/Amsterdam

Docker based Suricata, Elasticsearch, Logstash, Kibana, Scirius aka SELKS

Primary LanguagePythonGNU General Public License v3.0GPL-3.0

Amsterdam

Introduction

Amsterdam is SELKS and Docker using Compose. The result of Amsterdam is a set of containers providing a complete Suricata IDS/NSM ecosystem:

The ELK stack is created using the official docker images. Communication between logstash and suricata is done via a share directory (from the host). The same applies to scirius and suricata where the /etc/suricata/rules directory is shared.

Installation

Generic

You can install amsterdam from the source directory by running :

sudo python setup.py install

Or you can use pip to install latest released version :

sudo pip install amsterdam

Debian

You need to install Docker. On Debian :

sudo apt-get install docker.io docker-compose python-pip python-docker
sudo pip install amsterdam

Ubuntu

On Ubuntu, you can run :

sudo apt-get install docker.io python-pip
sudo pip install amsterdam

Docker

If you don't want to install any dependancies on your machine, you can run Amsterdam itself in Docker. For this to work, we must mount the host's Docker socket like so: :

docker build -t amsterdam . && \
docker run --rm -v /var/run/docker.sock:/var/run/docker.sock amsterdam

Usage

To sniff the wlan0 interface and store data and config in the ams directory, you can run :

amsterdam -d ams -i wlan0 setup
amsterdam -d ams start

As of now the start command will take really long on first run as it will fetch from Docker hub all the necessary images and build some custom containers.

Subsequent run should take less than 1 minute.

You can then connect to:

The HTTPS server is accessible from outside so you can connect to IP or hostname from there. So don't forget to change the default password.

To stop the amsterdam instance, run :

amsterdam -d ams stop

To remove an amsterdam instance in directory hacklu, run :

amsterdam -d ~/builds/amsterdam/hacklu/ rm

and remove the data directory if you want to delete data.

Updating

Updating amsterdam

For installation done via setup.py, you can just update the source code and rerun the installation procedure :

git pull
sudo python setup.py install

For installation done via pip, one can run :

pip install --upgrade --no-deps amsterdam

Updating an instance

When code is updated (new suricata package or new ELK versions), you can run (supposing your suricata listen on eth0) :

amsterdam -d ams -i eth0 update

Then, you can restart the services :

amsterdam -d ams restart

To do a complete update including Docker recipes and configuration files :

amsterdam -d ams -f -i eth0 update

Tuning and coding

The configuration are stored in the config directory.

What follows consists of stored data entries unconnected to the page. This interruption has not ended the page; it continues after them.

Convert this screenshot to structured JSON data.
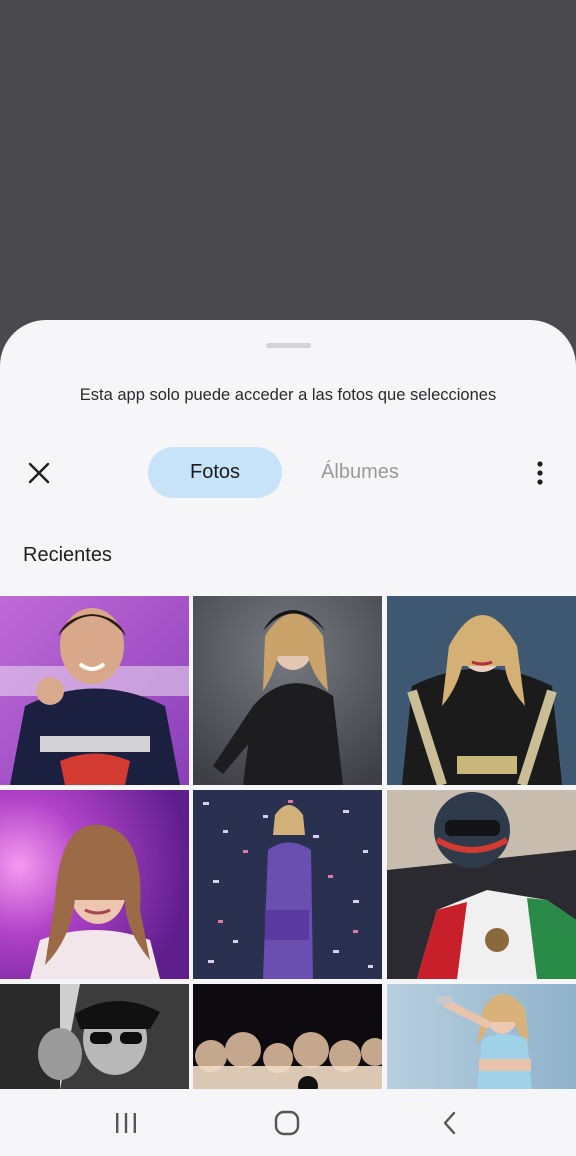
{
  "sheet": {
    "notice": "Esta app solo puede acceder a las fotos que selecciones",
    "tabs": [
      {
        "label": "Fotos",
        "selected": true
      },
      {
        "label": "Álbumes",
        "selected": false
      }
    ],
    "section_title": "Recientes"
  },
  "photos": [
    {
      "subject": "racing driver in red team suit with fist raised",
      "palette": [
        "#b25ad0",
        "#1a1f3a"
      ]
    },
    {
      "subject": "singer in black sequined hooded outfit",
      "palette": [
        "#5b5e66",
        "#1a1a1c"
      ]
    },
    {
      "subject": "singer in black and gold beaded outfit",
      "palette": [
        "#30475e",
        "#b9b190"
      ]
    },
    {
      "subject": "singer under purple and pink stage lights",
      "palette": [
        "#7a2aa8",
        "#e070e0"
      ]
    },
    {
      "subject": "singer on stage with confetti",
      "palette": [
        "#2c3450",
        "#7a56b8"
      ]
    },
    {
      "subject": "racing driver in helmet with Mexican flag",
      "palette": [
        "#c9c0b0",
        "#1e1e24"
      ]
    },
    {
      "subject": "black and white photo of driver in cap and sunglasses",
      "palette": [
        "#d8d8d8",
        "#151515"
      ]
    },
    {
      "subject": "dark stage with blurred lights",
      "palette": [
        "#0e0c10",
        "#d9b89c"
      ]
    },
    {
      "subject": "singer with microphone in light blue outfit",
      "palette": [
        "#a9c4d8",
        "#e8c8a0"
      ]
    }
  ],
  "nav": {
    "recents_icon": "recents-icon",
    "home_icon": "home-icon",
    "back_icon": "back-icon"
  }
}
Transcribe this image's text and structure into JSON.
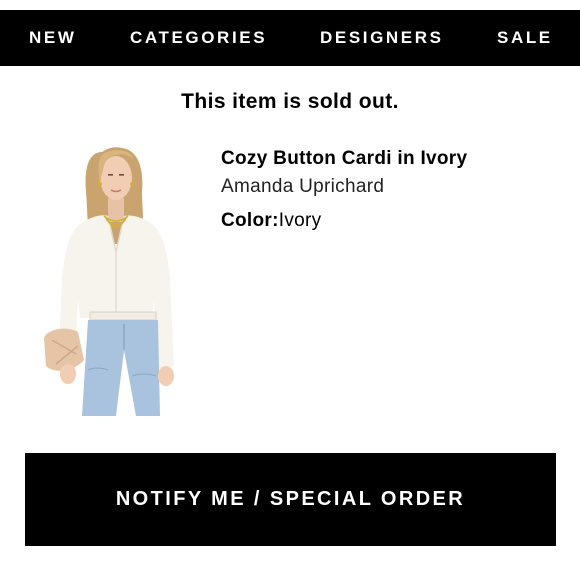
{
  "nav": {
    "items": [
      {
        "label": "NEW"
      },
      {
        "label": "CATEGORIES"
      },
      {
        "label": "DESIGNERS"
      },
      {
        "label": "SALE"
      }
    ]
  },
  "status": {
    "message": "This item is sold out."
  },
  "product": {
    "name": "Cozy Button Cardi in Ivory",
    "brand": "Amanda Uprichard",
    "color_label": "Color:",
    "color_value": "Ivory",
    "image_icon": "model-photo"
  },
  "cta": {
    "label": "NOTIFY ME / SPECIAL ORDER"
  },
  "colors": {
    "nav_bg": "#000000",
    "nav_text": "#ffffff",
    "button_bg": "#000000",
    "button_text": "#ffffff"
  }
}
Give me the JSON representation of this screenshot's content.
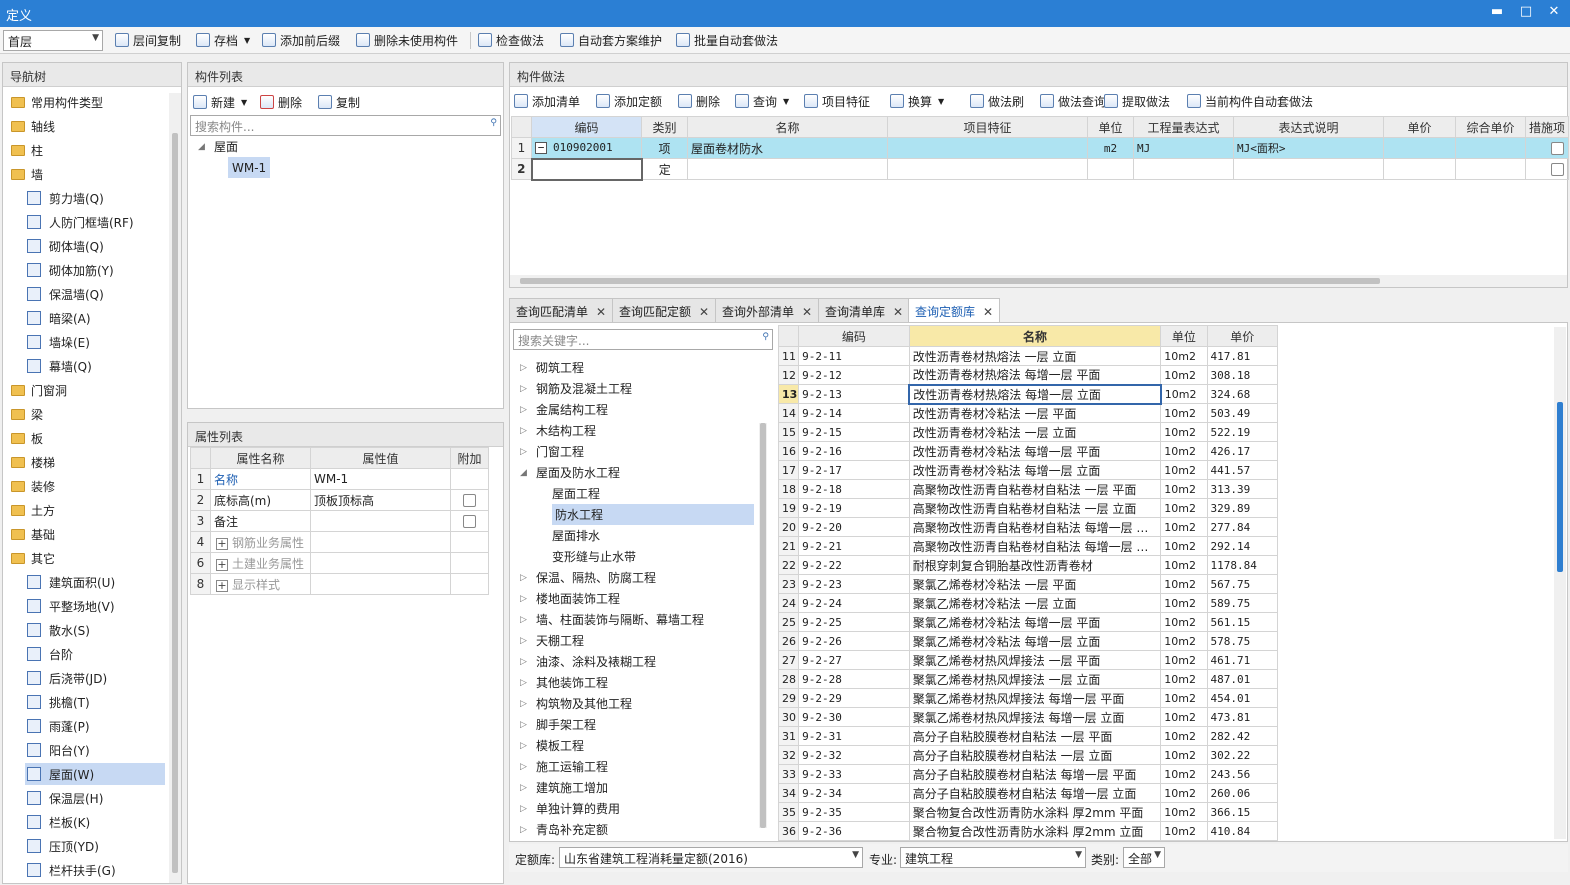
{
  "window": {
    "title": "定义",
    "min": "▬",
    "max": "□",
    "close": "✕"
  },
  "toolbar": {
    "floor": "首层",
    "buttons": [
      "层间复制",
      "存档",
      "添加前后缀",
      "删除未使用构件",
      "检查做法",
      "自动套方案维护",
      "批量自动套做法"
    ]
  },
  "nav": {
    "title": "导航树",
    "items": [
      {
        "label": "常用构件类型",
        "type": "folder",
        "level": 0
      },
      {
        "label": "轴线",
        "type": "folder",
        "level": 0
      },
      {
        "label": "柱",
        "type": "folder",
        "level": 0
      },
      {
        "label": "墙",
        "type": "folder",
        "level": 0
      },
      {
        "label": "剪力墙(Q)",
        "type": "item",
        "level": 1
      },
      {
        "label": "人防门框墙(RF)",
        "type": "item",
        "level": 1
      },
      {
        "label": "砌体墙(Q)",
        "type": "item",
        "level": 1
      },
      {
        "label": "砌体加筋(Y)",
        "type": "item",
        "level": 1
      },
      {
        "label": "保温墙(Q)",
        "type": "item",
        "level": 1
      },
      {
        "label": "暗梁(A)",
        "type": "item",
        "level": 1
      },
      {
        "label": "墙垛(E)",
        "type": "item",
        "level": 1
      },
      {
        "label": "幕墙(Q)",
        "type": "item",
        "level": 1
      },
      {
        "label": "门窗洞",
        "type": "folder",
        "level": 0
      },
      {
        "label": "梁",
        "type": "folder",
        "level": 0
      },
      {
        "label": "板",
        "type": "folder",
        "level": 0
      },
      {
        "label": "楼梯",
        "type": "folder",
        "level": 0
      },
      {
        "label": "装修",
        "type": "folder",
        "level": 0
      },
      {
        "label": "土方",
        "type": "folder",
        "level": 0
      },
      {
        "label": "基础",
        "type": "folder",
        "level": 0
      },
      {
        "label": "其它",
        "type": "folder",
        "level": 0
      },
      {
        "label": "建筑面积(U)",
        "type": "item",
        "level": 1
      },
      {
        "label": "平整场地(V)",
        "type": "item",
        "level": 1
      },
      {
        "label": "散水(S)",
        "type": "item",
        "level": 1
      },
      {
        "label": "台阶",
        "type": "item",
        "level": 1
      },
      {
        "label": "后浇带(JD)",
        "type": "item",
        "level": 1
      },
      {
        "label": "挑檐(T)",
        "type": "item",
        "level": 1
      },
      {
        "label": "雨蓬(P)",
        "type": "item",
        "level": 1
      },
      {
        "label": "阳台(Y)",
        "type": "item",
        "level": 1
      },
      {
        "label": "屋面(W)",
        "type": "item",
        "level": 1,
        "selected": true
      },
      {
        "label": "保温层(H)",
        "type": "item",
        "level": 1
      },
      {
        "label": "栏板(K)",
        "type": "item",
        "level": 1
      },
      {
        "label": "压顶(YD)",
        "type": "item",
        "level": 1
      },
      {
        "label": "栏杆扶手(G)",
        "type": "item",
        "level": 1
      }
    ]
  },
  "complist": {
    "title": "构件列表",
    "new": "新建",
    "delete": "删除",
    "copy": "复制",
    "search_placeholder": "搜索构件...",
    "root": "屋面",
    "child": "WM-1"
  },
  "props": {
    "title": "属性列表",
    "headers": [
      "属性名称",
      "属性值",
      "附加"
    ],
    "rows": [
      {
        "n": "1",
        "name": "名称",
        "value": "WM-1",
        "chk": false,
        "blue": true
      },
      {
        "n": "2",
        "name": "底标高(m)",
        "value": "顶板顶标高",
        "chk": true
      },
      {
        "n": "3",
        "name": "备注",
        "value": "",
        "chk": true
      },
      {
        "n": "4",
        "name": "钢筋业务属性",
        "value": "",
        "chk": false,
        "group": true
      },
      {
        "n": "6",
        "name": "土建业务属性",
        "value": "",
        "chk": false,
        "group": true
      },
      {
        "n": "8",
        "name": "显示样式",
        "value": "",
        "chk": false,
        "group": true
      }
    ]
  },
  "method": {
    "title": "构件做法",
    "buttons": [
      "添加清单",
      "添加定额",
      "删除",
      "查询",
      "项目特征",
      "换算",
      "做法刷",
      "做法查询",
      "提取做法",
      "当前构件自动套做法"
    ],
    "headers": [
      "编码",
      "类别",
      "名称",
      "项目特征",
      "单位",
      "工程量表达式",
      "表达式说明",
      "单价",
      "综合单价",
      "措施项"
    ],
    "rows": [
      {
        "n": "1",
        "code": "010902001",
        "cat": "项",
        "name": "屋面卷材防水",
        "feat": "",
        "unit": "m2",
        "expr": "MJ",
        "desc": "MJ<面积>",
        "price": "",
        "cprice": ""
      },
      {
        "n": "2",
        "code": "",
        "cat": "定",
        "name": "",
        "feat": "",
        "unit": "",
        "expr": "",
        "desc": "",
        "price": "",
        "cprice": ""
      }
    ]
  },
  "tabs": [
    "查询匹配清单",
    "查询匹配定额",
    "查询外部清单",
    "查询清单库",
    "查询定额库"
  ],
  "query": {
    "search_placeholder": "搜索关键字...",
    "tree": [
      {
        "label": "砌筑工程",
        "open": false
      },
      {
        "label": "钢筋及混凝土工程",
        "open": false
      },
      {
        "label": "金属结构工程",
        "open": false
      },
      {
        "label": "木结构工程",
        "open": false
      },
      {
        "label": "门窗工程",
        "open": false
      },
      {
        "label": "屋面及防水工程",
        "open": true
      },
      {
        "label": "屋面工程",
        "child": true
      },
      {
        "label": "防水工程",
        "child": true,
        "selected": true
      },
      {
        "label": "屋面排水",
        "child": true
      },
      {
        "label": "变形缝与止水带",
        "child": true
      },
      {
        "label": "保温、隔热、防腐工程",
        "open": false
      },
      {
        "label": "楼地面装饰工程",
        "open": false
      },
      {
        "label": "墙、柱面装饰与隔断、幕墙工程",
        "open": false
      },
      {
        "label": "天棚工程",
        "open": false
      },
      {
        "label": "油漆、涂料及裱糊工程",
        "open": false
      },
      {
        "label": "其他装饰工程",
        "open": false
      },
      {
        "label": "构筑物及其他工程",
        "open": false
      },
      {
        "label": "脚手架工程",
        "open": false
      },
      {
        "label": "模板工程",
        "open": false
      },
      {
        "label": "施工运输工程",
        "open": false
      },
      {
        "label": "建筑施工增加",
        "open": false
      },
      {
        "label": "单独计算的费用",
        "open": false
      },
      {
        "label": "青岛补充定额",
        "open": false
      }
    ],
    "headers": [
      "编码",
      "名称",
      "单位",
      "单价"
    ],
    "rows": [
      [
        "11",
        "9-2-11",
        "改性沥青卷材热熔法 一层 立面",
        "10m2",
        "417.81"
      ],
      [
        "12",
        "9-2-12",
        "改性沥青卷材热熔法 每增一层 平面",
        "10m2",
        "308.18"
      ],
      [
        "13",
        "9-2-13",
        "改性沥青卷材热熔法 每增一层 立面",
        "10m2",
        "324.68"
      ],
      [
        "14",
        "9-2-14",
        "改性沥青卷材冷粘法 一层 平面",
        "10m2",
        "503.49"
      ],
      [
        "15",
        "9-2-15",
        "改性沥青卷材冷粘法 一层 立面",
        "10m2",
        "522.19"
      ],
      [
        "16",
        "9-2-16",
        "改性沥青卷材冷粘法 每增一层 平面",
        "10m2",
        "426.17"
      ],
      [
        "17",
        "9-2-17",
        "改性沥青卷材冷粘法 每增一层 立面",
        "10m2",
        "441.57"
      ],
      [
        "18",
        "9-2-18",
        "高聚物改性沥青自粘卷材自粘法 一层 平面",
        "10m2",
        "313.39"
      ],
      [
        "19",
        "9-2-19",
        "高聚物改性沥青自粘卷材自粘法 一层 立面",
        "10m2",
        "329.89"
      ],
      [
        "20",
        "9-2-20",
        "高聚物改性沥青自粘卷材自粘法 每增一层 …",
        "10m2",
        "277.84"
      ],
      [
        "21",
        "9-2-21",
        "高聚物改性沥青自粘卷材自粘法 每增一层 …",
        "10m2",
        "292.14"
      ],
      [
        "22",
        "9-2-22",
        "耐根穿刺复合铜胎基改性沥青卷材",
        "10m2",
        "1178.84"
      ],
      [
        "23",
        "9-2-23",
        "聚氯乙烯卷材冷粘法 一层 平面",
        "10m2",
        "567.75"
      ],
      [
        "24",
        "9-2-24",
        "聚氯乙烯卷材冷粘法 一层 立面",
        "10m2",
        "589.75"
      ],
      [
        "25",
        "9-2-25",
        "聚氯乙烯卷材冷粘法 每增一层 平面",
        "10m2",
        "561.15"
      ],
      [
        "26",
        "9-2-26",
        "聚氯乙烯卷材冷粘法 每增一层 立面",
        "10m2",
        "578.75"
      ],
      [
        "27",
        "9-2-27",
        "聚氯乙烯卷材热风焊接法 一层 平面",
        "10m2",
        "461.71"
      ],
      [
        "28",
        "9-2-28",
        "聚氯乙烯卷材热风焊接法 一层 立面",
        "10m2",
        "487.01"
      ],
      [
        "29",
        "9-2-29",
        "聚氯乙烯卷材热风焊接法 每增一层 平面",
        "10m2",
        "454.01"
      ],
      [
        "30",
        "9-2-30",
        "聚氯乙烯卷材热风焊接法 每增一层 立面",
        "10m2",
        "473.81"
      ],
      [
        "31",
        "9-2-31",
        "高分子自粘胶膜卷材自粘法 一层 平面",
        "10m2",
        "282.42"
      ],
      [
        "32",
        "9-2-32",
        "高分子自粘胶膜卷材自粘法 一层 立面",
        "10m2",
        "302.22"
      ],
      [
        "33",
        "9-2-33",
        "高分子自粘胶膜卷材自粘法 每增一层 平面",
        "10m2",
        "243.56"
      ],
      [
        "34",
        "9-2-34",
        "高分子自粘胶膜卷材自粘法 每增一层 立面",
        "10m2",
        "260.06"
      ],
      [
        "35",
        "9-2-35",
        "聚合物复合改性沥青防水涂料 厚2mm 平面",
        "10m2",
        "366.15"
      ],
      [
        "36",
        "9-2-36",
        "聚合物复合改性沥青防水涂料 厚2mm 立面",
        "10m2",
        "410.84"
      ]
    ],
    "selected_row": "13",
    "footer": {
      "lib_label": "定额库:",
      "lib_value": "山东省建筑工程消耗量定额(2016)",
      "spec_label": "专业:",
      "spec_value": "建筑工程",
      "cat_label": "类别:",
      "cat_value": "全部"
    }
  }
}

For now only scirius, logstash and suricata are configured that way.

Running Scirius from latest git

To do so, simply edit docker-compose.yml in the data directory and uncomment and set the path to the scirius source tree. You will also need to copy the local_settings.py in config/scirius directory to in scirius subdirectory of your scirius source.

Once done, you can restart the services :

amsterdam -d ams restart

Run a migration inside the container :

docker exec ams_scirius_1 python /opt/selks/scirius/manage.py migrate

Backup

Backups in the scirius container are shared with the host. /var/backups directory is shared in $basepath/backups on the host.

To start a backup, run :

docker exec ams_scirius_1 python /opt/selks/scirius/manage.py scbackup

To restore a backup and erase all your data, you can run :

docker exec ams_scirius_1 python /opt/selks/scirius/manage.py screstore
docker exec ams_scirius_1 python /opt/selks/scirius/manage.py migrate

This will restore the latest backup. To choose another backup, indicate a backup filename as first argument. To get list of available backup, use :

docker exec ams_scirius_1 python /opt/selks/scirius/manage.py listbackups

You can not restore a backup to a scirius which is older than the one where the backup has been done.